Vu la procédure suivante :
Procédure contentieuse antérieure :
M. B... A... a demandé au tribunal administratif de Rennes d'annuler l'arrêté du 26 mai 2023 par lequel le préfet d'Ille-et-Vilaine a refusé le renouvellement de son titre de séjour, l'a obligé à quitter sans délai le territoire français, a fixé le pays de destination et lui a interdit le retour sur le territoire français pour une durée de trois ans.
Par un jugement n° 2302905 du 7 juin 2023, le magistrat désigné du tribunal administratif de Rennes a rejeté la demande de M. A... tendant à l'annulation des décisions portant obligation de quitter le territoire français, refus de délai de départ volontaire, fixation du pays de destination et interdiction de retour sur le territoire français et a renvoyé à une formation collégiale les conclusions à fin d'annulation du refus de titre de séjour.

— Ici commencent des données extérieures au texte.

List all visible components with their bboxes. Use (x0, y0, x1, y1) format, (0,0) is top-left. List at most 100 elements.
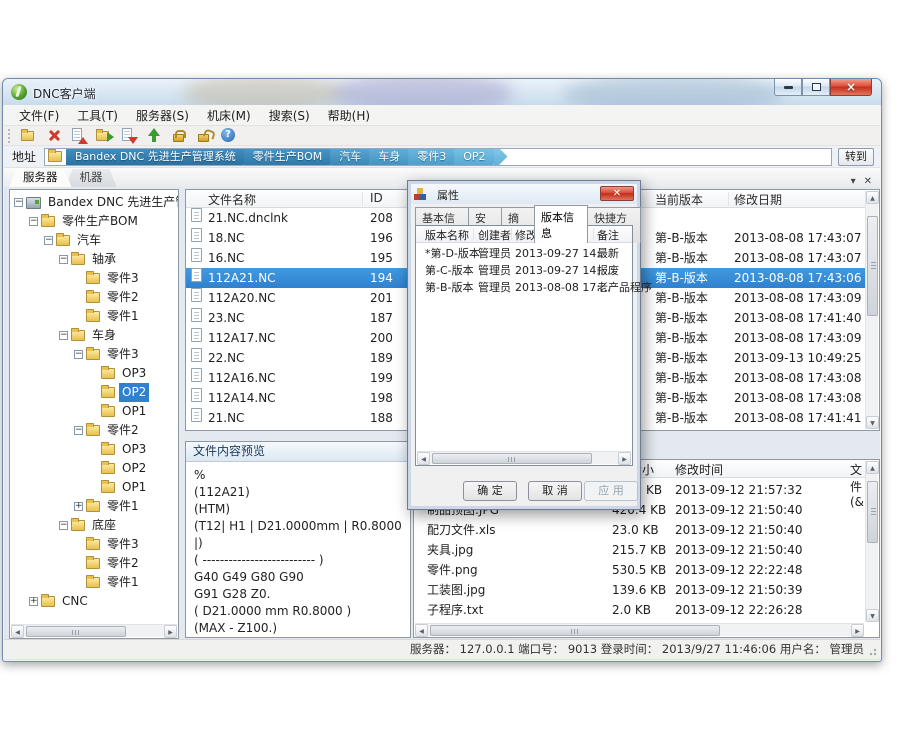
toolbar-grip[interactable] (8, 129, 11, 143)
column-header[interactable]: 修改日期 (734, 191, 782, 208)
dialog-button-2[interactable]: 应 用 (584, 481, 638, 501)
attachments-vertical-scrollbar[interactable]: ▲ ▼ (865, 461, 878, 622)
tree-expander-icon[interactable]: − (59, 331, 68, 340)
scroll-down-icon[interactable]: ▼ (866, 416, 879, 429)
minimize-button[interactable] (774, 79, 802, 96)
tree-expander-icon[interactable]: − (59, 255, 68, 264)
breadcrumb-segment[interactable]: Bandex DNC 先进生产管理系统 (66, 148, 252, 166)
breadcrumb-segment[interactable]: 零件生产BOM (244, 148, 339, 166)
lock-button[interactable] (170, 127, 188, 144)
checkin-file-button[interactable] (70, 127, 88, 144)
help-button[interactable]: ? (220, 127, 238, 144)
column-header[interactable]: 文件名称 (208, 191, 256, 208)
restore-button[interactable] (802, 79, 830, 96)
tree-expander-icon[interactable]: − (44, 236, 53, 245)
attachments-horizontal-scrollbar[interactable]: ◀ ▶ (415, 623, 864, 636)
menu-item[interactable]: 服务器(S) (127, 105, 198, 126)
tree-node[interactable]: OP1 (10, 402, 178, 421)
tree-node[interactable]: −轴承 (10, 250, 178, 269)
menu-item[interactable]: 帮助(H) (319, 105, 379, 126)
tree-expander-icon[interactable]: + (29, 597, 38, 606)
tree-node[interactable]: −零件2 (10, 421, 178, 440)
close-button[interactable]: × (830, 79, 872, 96)
tree-node[interactable]: −零件生产BOM (10, 212, 178, 231)
tree-node[interactable]: −底座 (10, 516, 178, 535)
menu-item[interactable]: 文件(F) (10, 105, 68, 126)
menu-item[interactable]: 工具(T) (68, 105, 127, 126)
tree-node[interactable]: −车身 (10, 326, 178, 345)
column-header[interactable]: 当前版本 (655, 191, 703, 208)
dialog-button-0[interactable]: 确 定 (463, 481, 517, 501)
scrollbar-thumb[interactable] (26, 626, 126, 637)
new-folder-button[interactable] (20, 127, 38, 144)
title-bar[interactable]: DNC客户端 × (3, 79, 881, 105)
column-separator[interactable] (511, 228, 512, 240)
version-row[interactable]: *第-D-版本管理员2013-09-27 14:...最新 (416, 245, 632, 262)
scrollbar-thumb[interactable] (430, 625, 720, 636)
column-separator[interactable] (728, 192, 729, 206)
scroll-up-icon[interactable]: ▲ (866, 461, 879, 474)
tree-node[interactable]: 零件2 (10, 288, 178, 307)
tree-node[interactable]: OP3 (10, 440, 178, 459)
checkout-file-button[interactable] (120, 127, 138, 144)
scrollbar-thumb[interactable] (867, 216, 878, 316)
version-row[interactable]: 第-C-版本管理员2013-09-27 14:...报废 (416, 262, 632, 279)
panel-close-icon[interactable]: ✕ (864, 176, 872, 187)
menu-item[interactable]: 搜索(S) (260, 105, 319, 126)
tree-expander-icon[interactable]: − (29, 217, 38, 226)
attachment-row[interactable]: 夹具.jpg215.7 KB2013-09-12 21:50:40 (414, 540, 865, 560)
attachment-row[interactable]: 子程序.txt2.0 KB2013-09-12 22:26:28 (414, 600, 865, 620)
tree-expander-icon[interactable]: − (74, 426, 83, 435)
tree-node[interactable]: 零件1 (10, 307, 178, 326)
tree-expander-icon[interactable]: − (14, 198, 23, 207)
attachment-row[interactable]: 配刀文件.xls23.0 KB2013-09-12 21:50:40 (414, 520, 865, 540)
send-folder-button[interactable] (95, 127, 113, 144)
version-row[interactable]: 第-B-版本管理员2013-08-08 17:...老产品程序 (416, 279, 632, 296)
tree-expander-icon[interactable]: + (74, 502, 83, 511)
tree-node[interactable]: +零件1 (10, 497, 178, 516)
dialog-close-button[interactable]: ✕ (600, 186, 634, 201)
tree-node[interactable]: OP2 (10, 459, 178, 478)
menu-item[interactable]: 机床(M) (198, 105, 260, 126)
scroll-left-icon[interactable]: ◀ (11, 625, 24, 638)
panel-menu-icon[interactable]: ▾ (851, 176, 856, 187)
scrollbar-thumb[interactable] (432, 453, 592, 464)
resize-grip[interactable] (867, 646, 877, 656)
tree-horizontal-scrollbar[interactable]: ◀ ▶ (11, 624, 177, 637)
tree-expander-icon[interactable]: − (74, 350, 83, 359)
attachment-row[interactable]: 零件.png530.5 KB2013-09-12 22:22:48 (414, 560, 865, 580)
address-box[interactable]: Bandex DNC 先进生产管理系统零件生产BOM汽车车身零件3OP2 (44, 148, 832, 166)
column-header[interactable]: 版本名称 (425, 227, 469, 243)
breadcrumb-segment[interactable]: 零件3 (408, 148, 462, 166)
delete-button[interactable] (45, 127, 63, 144)
tree-node[interactable]: OP3 (10, 364, 178, 383)
go-button[interactable]: 转到 (838, 148, 874, 166)
column-header[interactable]: 创建者 (478, 227, 511, 243)
tree-node[interactable]: −汽车 (10, 231, 178, 250)
scroll-up-icon[interactable]: ▲ (866, 191, 879, 204)
tree-expander-icon[interactable]: − (59, 521, 68, 530)
view-tab-服务器[interactable]: 服务器 (9, 169, 72, 187)
scroll-right-icon[interactable]: ▶ (618, 452, 631, 465)
unlock-button[interactable] (195, 127, 213, 144)
upload-button[interactable] (145, 127, 163, 144)
tree-node[interactable]: −Bandex DNC 先进生产管理系统 (10, 193, 178, 212)
column-header[interactable]: ID (370, 191, 383, 205)
scroll-right-icon[interactable]: ▶ (164, 625, 177, 638)
attachment-row[interactable]: 工装图.jpg139.6 KB2013-09-12 21:50:39 (414, 580, 865, 600)
scroll-left-icon[interactable]: ◀ (415, 624, 428, 637)
column-separator[interactable] (593, 228, 594, 240)
tree-node[interactable]: +CNC (10, 592, 178, 611)
scrollbar-thumb[interactable] (867, 481, 878, 543)
scroll-right-icon[interactable]: ▶ (851, 624, 864, 637)
tree-node[interactable]: 零件3 (10, 269, 178, 288)
column-separator[interactable] (362, 192, 363, 206)
column-header[interactable]: 修改时间 (675, 461, 723, 478)
view-tab-机器[interactable]: 机器 (66, 169, 117, 187)
scroll-down-icon[interactable]: ▼ (866, 609, 879, 622)
dialog-horizontal-scrollbar[interactable]: ◀ ▶ (417, 451, 631, 464)
column-separator[interactable] (473, 228, 474, 240)
tree-node[interactable]: −零件3 (10, 345, 178, 364)
tree-node[interactable]: 零件2 (10, 554, 178, 573)
dialog-title-bar[interactable]: 属性 ✕ (411, 184, 637, 204)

Procédure devant la cour :
Par une requête et un mémoire enregistrés les 23 décembre 2024 et 25 mars 2025, M. B... A..., représenté par Me Kermarrec, demande à la cour :
1°) d'annuler le jugement du 7 juin 2023 du tribunal administratif de Rennes ;
2°) d'annuler l'arrêté du 26 mai 2023 par lequel le préfet d'Ille-et Vilaine l'a obligé à quitter le territoire français sans délai, a fixé le pays à destination duquel il pourra être reconduit d'office et a prononcé à son encontre une interdiction de retour sur le territoire français d'une durée de trois ans ;
3°) d'enjoindre au préfet de lui délivrer un titre de séjour dans le délai de trois jours à compter de la notification du jugement à intervenir sous astreinte de 150 euros par jour de retard et, à titre subsidiaire, de procéder à un nouvel examen de sa situation et de lui délivrer une autorisation provisoire de séjour dans l'attente ;
4°) à titre subsidiaire, de réduire la durée de l'interdiction de retour qui lui a été imposée ;
5°) de mettre à la charge de l'État le versement à son conseil d'une somme de 1 500 euros en application de l'article L. 761-1 du code de justice administrative et de l'article 37 de la loi du 10 juillet 1991.
Il soutient que :
En ce qui concerne la régularité du jugement attaqué :
- ce jugement, qui répond de manière stéréotypée au moyen tiré de ce que le préfet n'a pas procédé à un examen particulier de sa situation, est insuffisamment motivé ;
En ce qui concerne l'obligation de quitter le territoire français :
- la décision a été prise en violation de l'article L. 611-3 du code de l'entrée et du séjour des étrangers et du droit d'asile dès lors qu'il est le parent d'un enfant français et justifie contribuer à l'entretien et l'éducation de celui-ci ;
- la décision porte une atteinte disproportionnée à son droit au respect de sa vie privée et familiale ;
En ce qui concerne la décision fixant le pays de renvoi :
- cette décision doit être annulée par voie de conséquence ;
En ce qui concerne la décision refusant de lui octroyer un délai de départ volontaire :
- elle sera annulée par voie de conséquence ;
En ce qui concerne l'interdiction de retour :
- elle méconnaît les dispositions de l'article L. 612-6 du code de l'entrée et du séjour des étrangers et du droit d'asile et est entachée d'erreur manifeste d'appréciation ;
- elle méconnaît les stipulations du 1 de l'article 3 de la convention internationale relative aux droits de l'enfant ;
Par un mémoire enregistré le 24 février 2025, le préfet d'Ille-et Vilaine conclut au rejet de la requête.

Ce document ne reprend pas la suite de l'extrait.